2013-02-26

Followup: where can we do interesting things at low-levels

I managed to offend Andrew Purtell of Intel in my last post, so to make up here's some issues why Hadoop benefits from his work


Jamaica Street Feb 2012

Hardware is changing, CPU arch, memory layouts, cross-core synchronization, instructions built in the CPU. For efficient code we need everything from minimal branch misprediction to things that cut down core operations -especially decompression, checksums, encryption.

That's why the amount of native code in Hadoop is only going to increase -and that's going to take more than just skill to write -it takes the work to identify the problems and bottlenecks in the first place.
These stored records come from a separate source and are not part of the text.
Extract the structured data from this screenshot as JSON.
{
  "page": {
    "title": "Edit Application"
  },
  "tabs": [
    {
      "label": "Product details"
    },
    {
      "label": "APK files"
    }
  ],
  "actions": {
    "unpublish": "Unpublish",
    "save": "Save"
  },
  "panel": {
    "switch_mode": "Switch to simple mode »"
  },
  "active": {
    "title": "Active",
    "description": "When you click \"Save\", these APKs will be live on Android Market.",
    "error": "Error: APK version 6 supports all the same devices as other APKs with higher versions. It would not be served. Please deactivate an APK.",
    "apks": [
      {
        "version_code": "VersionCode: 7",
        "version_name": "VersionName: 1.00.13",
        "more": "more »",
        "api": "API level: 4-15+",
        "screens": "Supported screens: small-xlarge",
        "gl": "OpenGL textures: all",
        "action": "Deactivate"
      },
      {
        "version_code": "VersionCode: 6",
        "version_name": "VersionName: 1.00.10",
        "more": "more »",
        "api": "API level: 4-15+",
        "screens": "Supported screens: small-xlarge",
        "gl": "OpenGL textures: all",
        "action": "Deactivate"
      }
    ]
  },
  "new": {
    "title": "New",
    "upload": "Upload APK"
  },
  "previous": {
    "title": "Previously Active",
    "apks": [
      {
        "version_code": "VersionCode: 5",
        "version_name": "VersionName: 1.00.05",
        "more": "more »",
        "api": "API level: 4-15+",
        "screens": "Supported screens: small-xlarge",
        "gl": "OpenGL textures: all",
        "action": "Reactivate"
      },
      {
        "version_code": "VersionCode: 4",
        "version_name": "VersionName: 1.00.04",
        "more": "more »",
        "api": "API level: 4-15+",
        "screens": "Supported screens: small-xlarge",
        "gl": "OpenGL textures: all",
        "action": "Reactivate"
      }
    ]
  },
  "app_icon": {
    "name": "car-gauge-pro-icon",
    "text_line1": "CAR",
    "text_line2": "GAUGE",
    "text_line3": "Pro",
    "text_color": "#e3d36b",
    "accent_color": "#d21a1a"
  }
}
Java gets in the way here. You don't know the layout of a java class in memory, so it's near impossible to design cache-efficient designs, pulling in a class on a single cache line, avoiding false sharing within a struct. Even java's volatile opcode forces in a synchronisation barrier -making it much more expensive than C/C++ volatile. It's memory manager didn't go NUMA-aware until Java7 -it's been lagging hardware, but openJDK may speed things up there. Except now there's the problem of testing Hadoop on trunk builds of openJDK.

Looking forward, the end of HDDs is inevitable, but before then, mixed SSD and HDD will be the trend -and HDFS has to use that, somehow deciding where to put data, and knowing where it is.
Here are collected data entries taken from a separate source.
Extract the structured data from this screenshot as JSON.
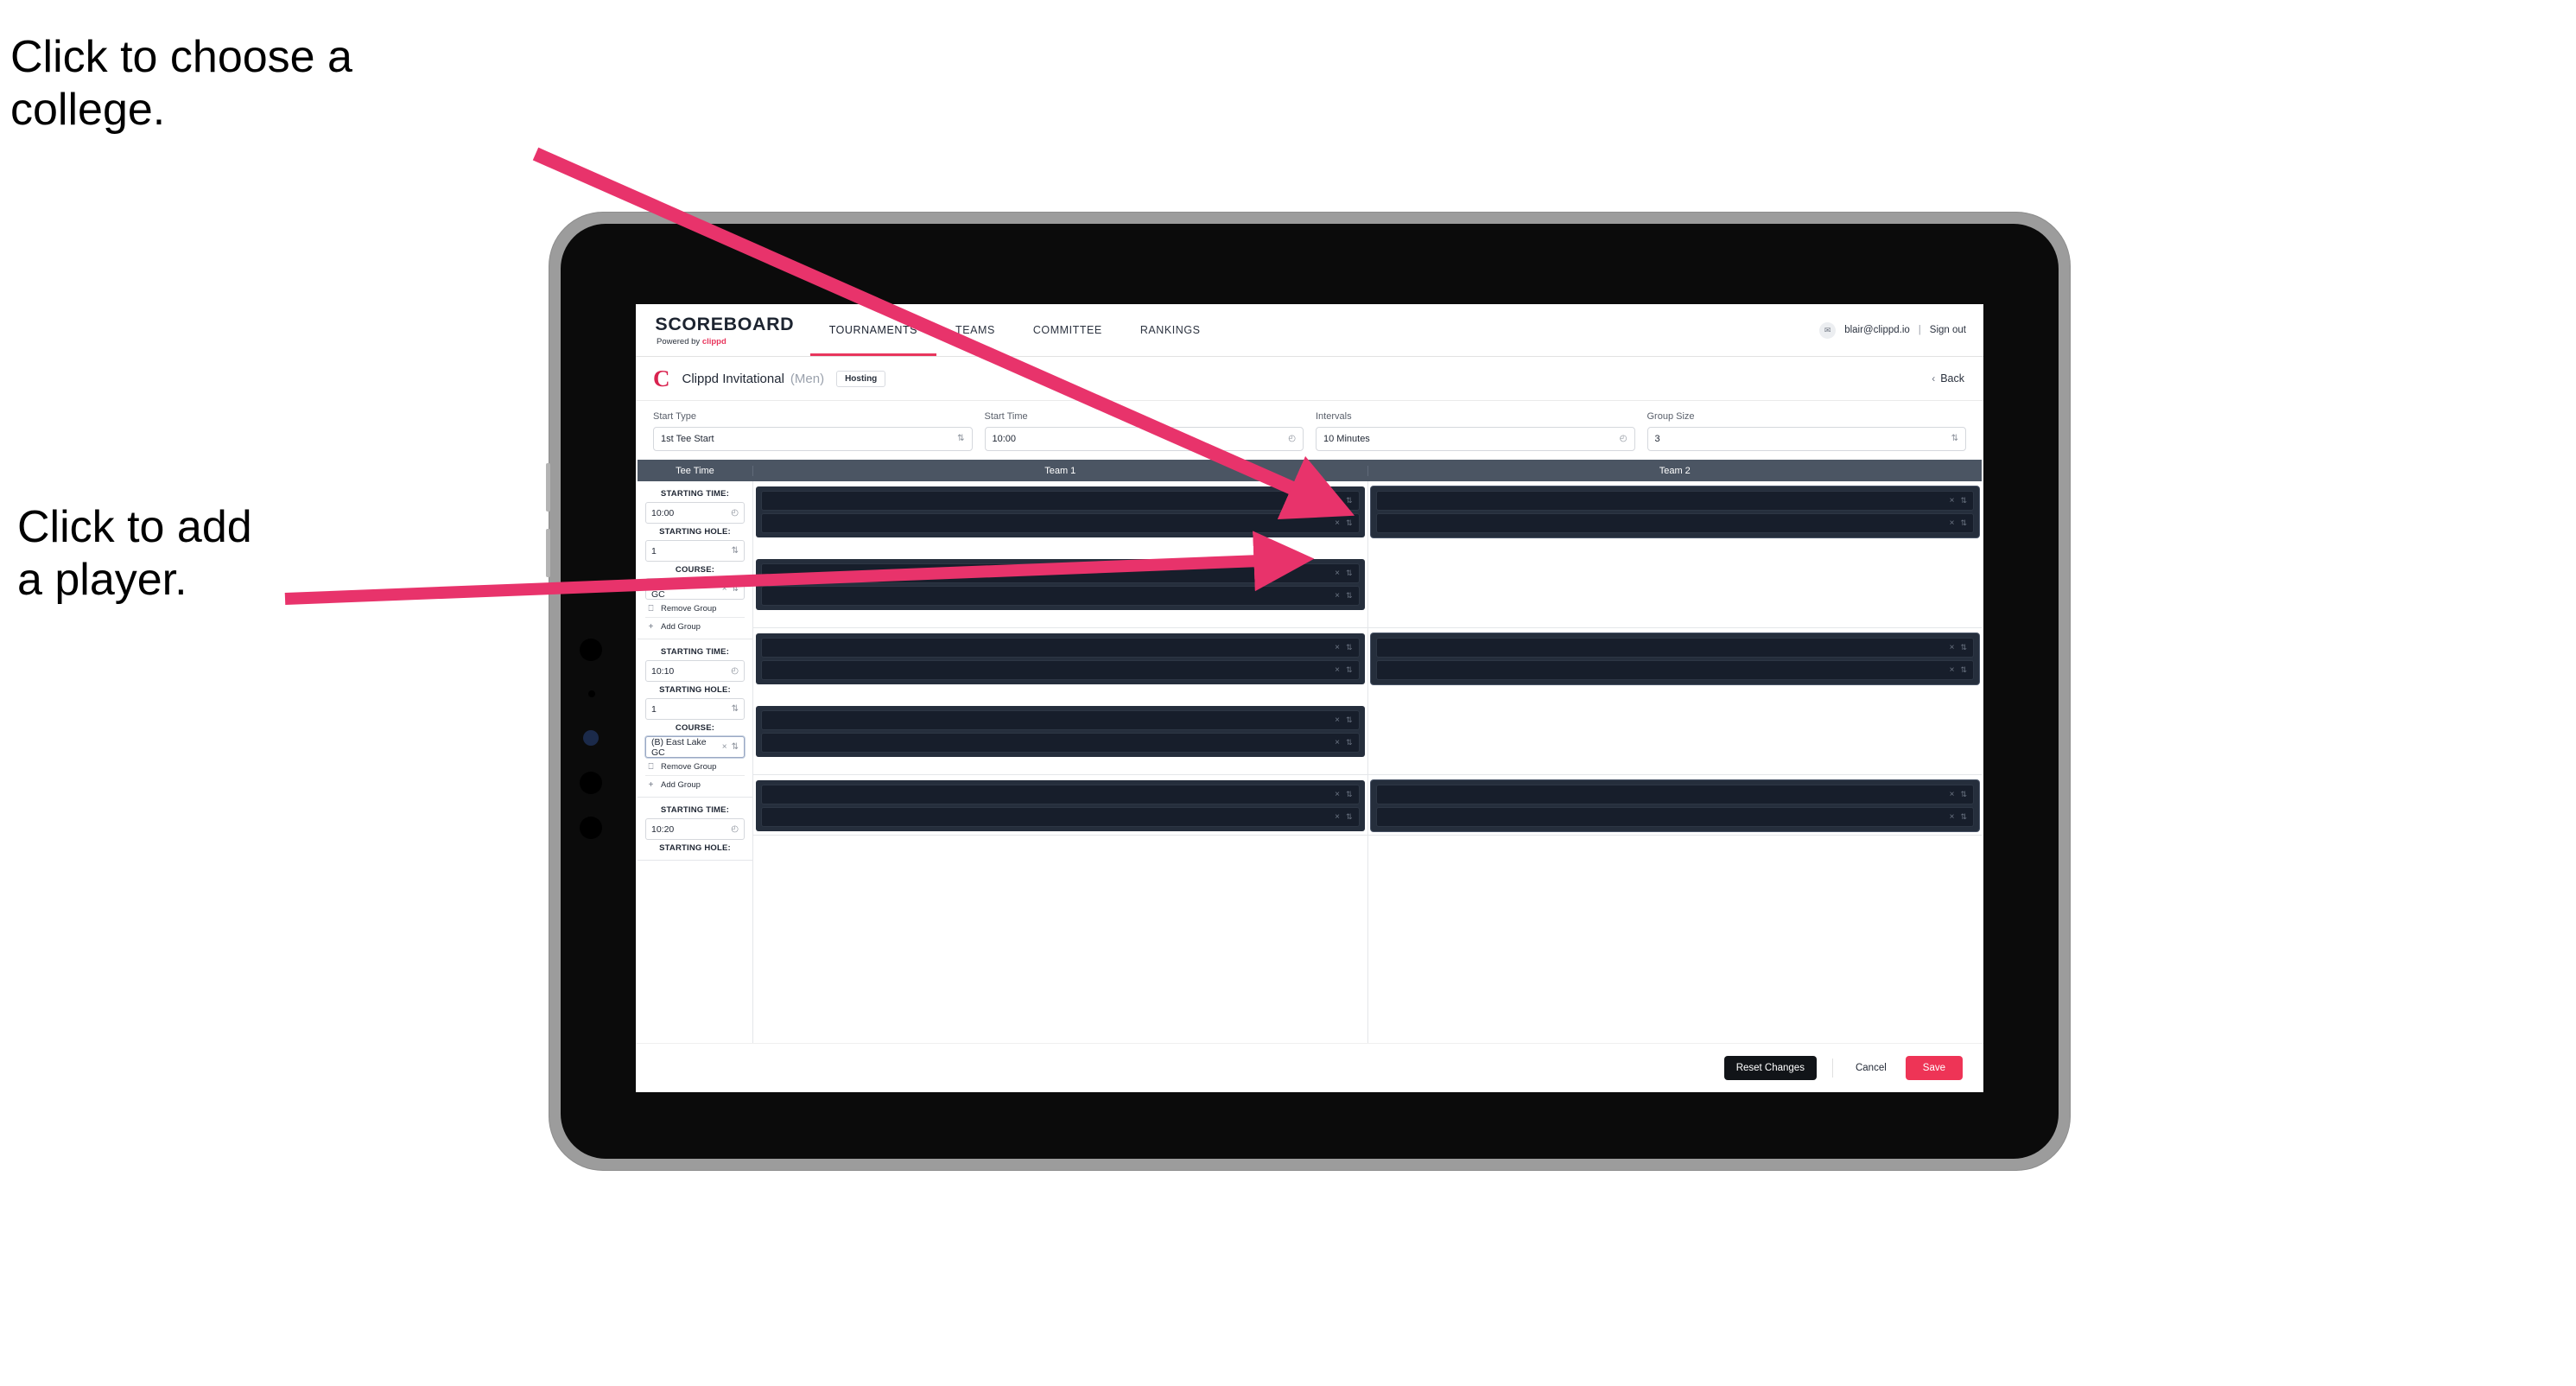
{
  "annotations": [
    {
      "id": "choose-college",
      "text": "Click to choose a\ncollege."
    },
    {
      "id": "add-player",
      "text": "Click to add\na player."
    }
  ],
  "navbar": {
    "brand_main": "SCOREBOARD",
    "brand_sub_prefix": "Powered by ",
    "brand_sub_name": "clippd",
    "items": [
      {
        "label": "TOURNAMENTS",
        "active": true
      },
      {
        "label": "TEAMS",
        "active": false
      },
      {
        "label": "COMMITTEE",
        "active": false
      },
      {
        "label": "RANKINGS",
        "active": false
      }
    ],
    "avatar_glyph": "✉",
    "email": "blair@clippd.io",
    "separator": "|",
    "sign_out": "Sign out"
  },
  "tournament": {
    "logo_letter": "C",
    "name": "Clippd Invitational",
    "gender": "(Men)",
    "badge": "Hosting",
    "back_label": "Back",
    "back_chevron": "‹"
  },
  "settings": {
    "fields": [
      {
        "label": "Start Type",
        "value": "1st Tee Start",
        "icon": "stepper-icon",
        "glyph": "⇅"
      },
      {
        "label": "Start Time",
        "value": "10:00",
        "icon": "clock-icon",
        "glyph": "◴"
      },
      {
        "label": "Intervals",
        "value": "10 Minutes",
        "icon": "clock-icon",
        "glyph": "◴"
      },
      {
        "label": "Group Size",
        "value": "3",
        "icon": "stepper-icon",
        "glyph": "⇅"
      }
    ]
  },
  "table": {
    "headers": [
      "Tee Time",
      "Team 1",
      "Team 2"
    ],
    "labels": {
      "starting_time": "STARTING TIME:",
      "starting_hole": "STARTING HOLE:",
      "course": "COURSE:",
      "remove_group": "Remove Group",
      "add_group": "Add Group",
      "remove_icon": "Ὕ1",
      "add_icon": "+",
      "clock_glyph": "◴",
      "stepper_glyph": "⇅",
      "clear_glyph": "×"
    },
    "tee_rows": [
      {
        "starting_time": "10:00",
        "starting_hole": "1",
        "course": "(A) Peachtree GC",
        "course_focused": false,
        "team1_groups": [
          {
            "players": [
              "",
              ""
            ]
          },
          {
            "players": [
              "",
              ""
            ]
          }
        ],
        "team2_groups": [
          {
            "players": [
              "",
              ""
            ]
          }
        ]
      },
      {
        "starting_time": "10:10",
        "starting_hole": "1",
        "course": "(B) East Lake GC",
        "course_focused": true,
        "team1_groups": [
          {
            "players": [
              "",
              ""
            ]
          },
          {
            "players": [
              "",
              ""
            ]
          }
        ],
        "team2_groups": [
          {
            "players": [
              "",
              ""
            ]
          }
        ]
      },
      {
        "starting_time": "10:20",
        "starting_hole": "",
        "course": "",
        "course_focused": false,
        "team1_groups": [
          {
            "players": [
              "",
              ""
            ]
          }
        ],
        "team2_groups": [
          {
            "players": [
              "",
              ""
            ]
          }
        ]
      }
    ]
  },
  "footer": {
    "reset": "Reset Changes",
    "cancel": "Cancel",
    "save": "Save"
  },
  "colors": {
    "accent_pink": "#ee3456",
    "brand_red": "#d9234f",
    "table_header": "#4b5563",
    "player_group_bg": "#252e3c",
    "player_row_bg": "#171e2b",
    "annotation_arrow": "#e8336b",
    "tablet_frame": "#9c9c9c"
  }
}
If you are scheduling an MR job, and you have fast 10GbE networking, then the job placement problem becomes less of "where is there a slot on any of the three server with the data" and more "which of my 3 replicas are in SSD" -then doing work on or near that server, as things will complete that much faster.
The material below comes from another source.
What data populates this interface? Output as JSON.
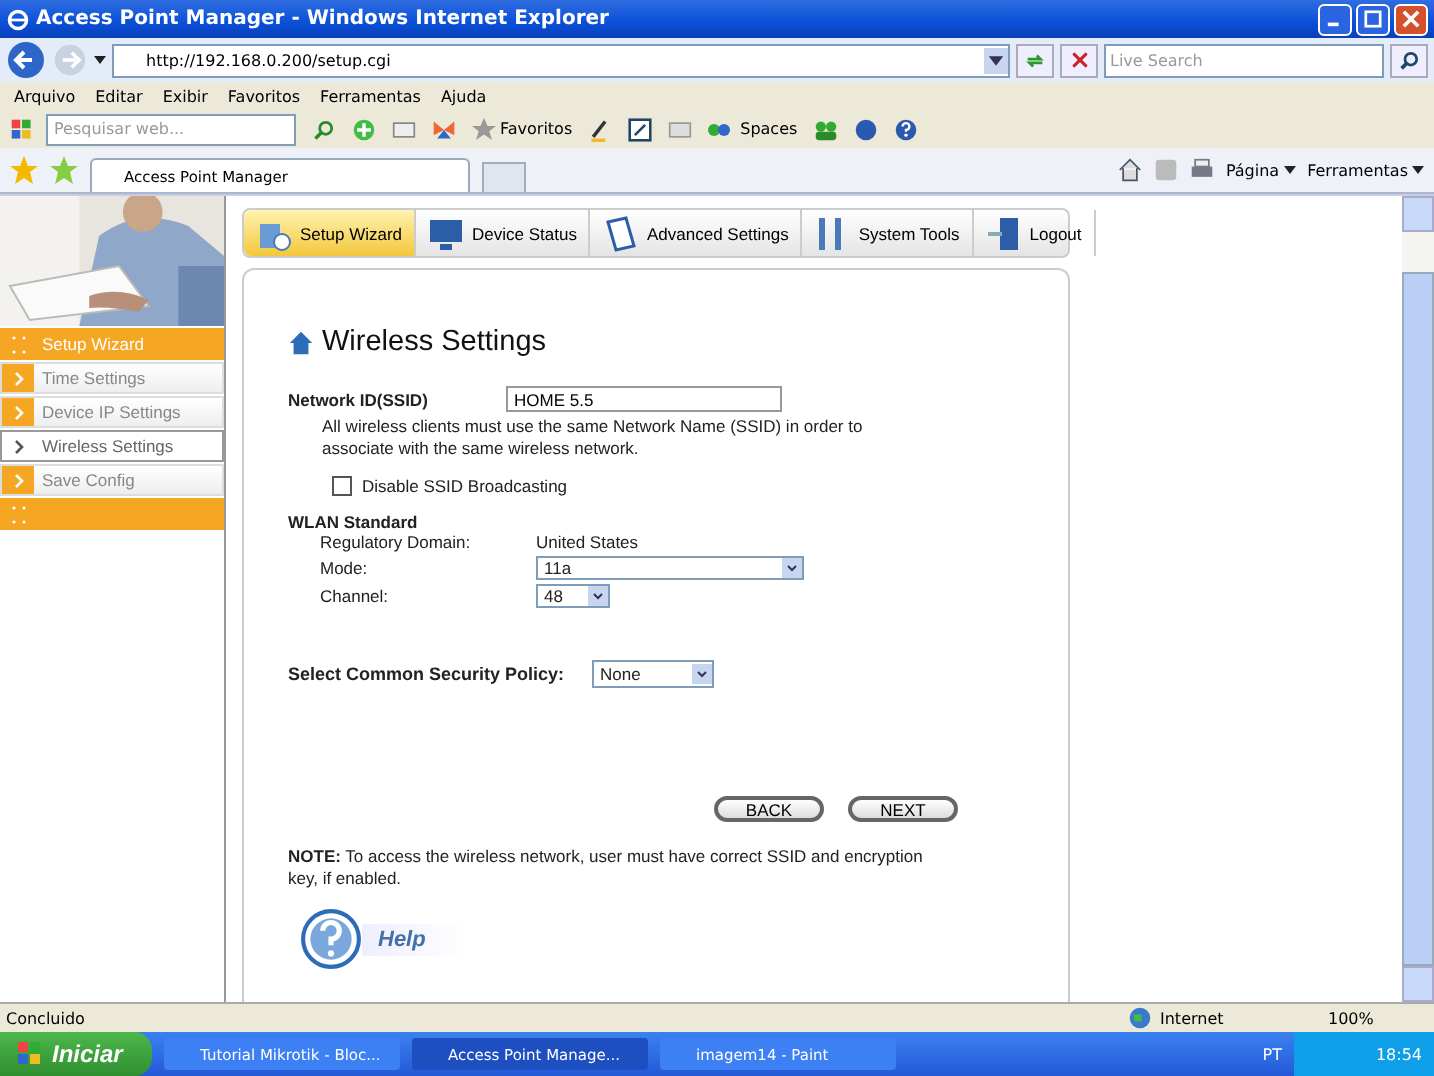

And to have some storage of replicas across tiers will need HDFS knowing about the options, and making decisions. Those decisions will be hard, and you'll need something like a rebalancer in each host, moving cold data out of the SSD, so leaving space for warm data. Unless the SSD is actually used for write-through data, in which case the server you wrote two now has two copies, one on SSD, one on HDD. That may be a viable layout for two of the replicae. With P(SSD-fail) << P(HDD fail), you may even consider having more two-copy blocks, though there you would want them on separate boxes.

Other fun areas are OS integration, the underlying filesystem and networking stack. If you look at how today's servers & OSes are tuned, its towards things like databases. In a world where it's many-server designs, parallel operations across a cluster, things could be different

So yes: lots of areas to play in here, all welcome. Especially with tests.